This book is a niche book, but Quaker meetings and schools make up a large part of its niche.
It is a “teacher’s resource guide” to help young people create documentation for a conscientious objection application for a military draft. One concept that drives such programs is that if there is a draft, the first wave of potential inductees may have as few as nine days to provide viable documentation to support an application to be recognized as a conscientious objector (CO)
This, of course, assumes that there is actual potential for a draft. There is no real reason to believe that the likelihood of a draft has changed significantly in the past few years. The military leadership is the group least interested in a draft, since it is not cost effective to train someone for a two-year stint. Further, where one report says the military is struggling to recruit (even while noting that for decades the military has met its goals), another report says it will meet its goals (after struggling for years).

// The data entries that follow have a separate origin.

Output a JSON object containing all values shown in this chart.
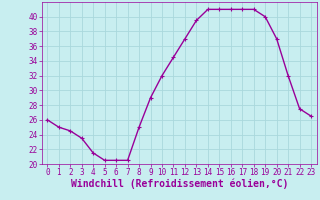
{
  "x": [
    0,
    1,
    2,
    3,
    4,
    5,
    6,
    7,
    8,
    9,
    10,
    11,
    12,
    13,
    14,
    15,
    16,
    17,
    18,
    19,
    20,
    21,
    22,
    23
  ],
  "y": [
    26,
    25,
    24.5,
    23.5,
    21.5,
    20.5,
    20.5,
    20.5,
    25,
    29,
    32,
    34.5,
    37,
    39.5,
    41,
    41,
    41,
    41,
    41,
    40,
    37,
    32,
    27.5,
    26.5
  ],
  "line_color": "#990099",
  "marker": "+",
  "bg_color": "#c8eef0",
  "grid_color": "#aad8dc",
  "xlabel": "Windchill (Refroidissement éolien,°C)",
  "ylim": [
    20,
    42
  ],
  "xlim": [
    -0.5,
    23.5
  ],
  "yticks": [
    20,
    22,
    24,
    26,
    28,
    30,
    32,
    34,
    36,
    38,
    40
  ],
  "xticks": [
    0,
    1,
    2,
    3,
    4,
    5,
    6,
    7,
    8,
    9,
    10,
    11,
    12,
    13,
    14,
    15,
    16,
    17,
    18,
    19,
    20,
    21,
    22,
    23
  ],
  "tick_color": "#990099",
  "xlabel_fontsize": 7,
  "tick_fontsize": 5.5,
  "linewidth": 1.0,
  "markersize": 3.5,
  "markeredgewidth": 0.8
}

Torell, a member of the board of Quaker House of Fayetteville, N.C., fortunately includes in this book an excellent summary of the long-range benefit of confronting conscientious objection whether there is a draft or not. Torell does a good job helping youth leaders and young people both understand conscientious objection to war and why, with or without a draft, we should care. Quaker House, which has been located near a major U.S. Army training base at Fort Bragg for decades, gives a chilling but accurate glimpse of what military training is about, as well as goes through the process of creating the documentation of a conscientious objector file.

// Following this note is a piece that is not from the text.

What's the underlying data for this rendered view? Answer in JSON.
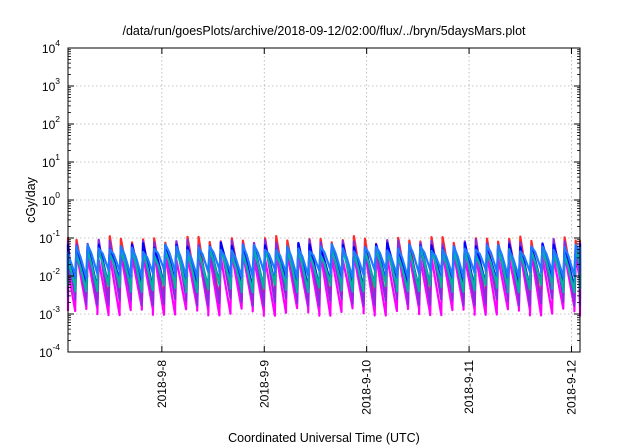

The two best parts of the book to me, as someone who has done hundreds of these trainings over the years, is the history of the draft and conscientious objection law and the summary of long-range benefits of writing a CO letter. The biggest lack in the book is there was really no discussion of the racism in the military, which, to me, is something that goes hand-in-glove with conscientious objection to war. The young people of color among Friends are likely to have a more difficult time obtaining a CO designation, even as people of color in the military have a harder time receiving a CO discharge.
Of course, there are always liberal military apologists (even among Friends) who claim in spite of facts to the contrary that a military draft will result in fewer wars (even though we had a draft before WWII, Korea, and Vietnam) and a fairer burden (even though disproportionately fewer poor men and people of color received a medical deferment in every war in which we had a military draft). Then the apologists usually top off that suggestion with the idea that, anyway, a military draft (which promotes other people’s children to die) will help our children think deeply about war and conscientious objection.
I recommend that any First-day program or yearly meeting youth program consider using this curriculum (or ask Quaker House, American Friends Service Committee, or the Center on Conscience & War to give a training) to help their youth grapple with these ideas that are so fundamental to so many Friends. It is our responsibility, not Congress’s, to help our young people deeply understand just why Friends keep saying, “War is not the answer.”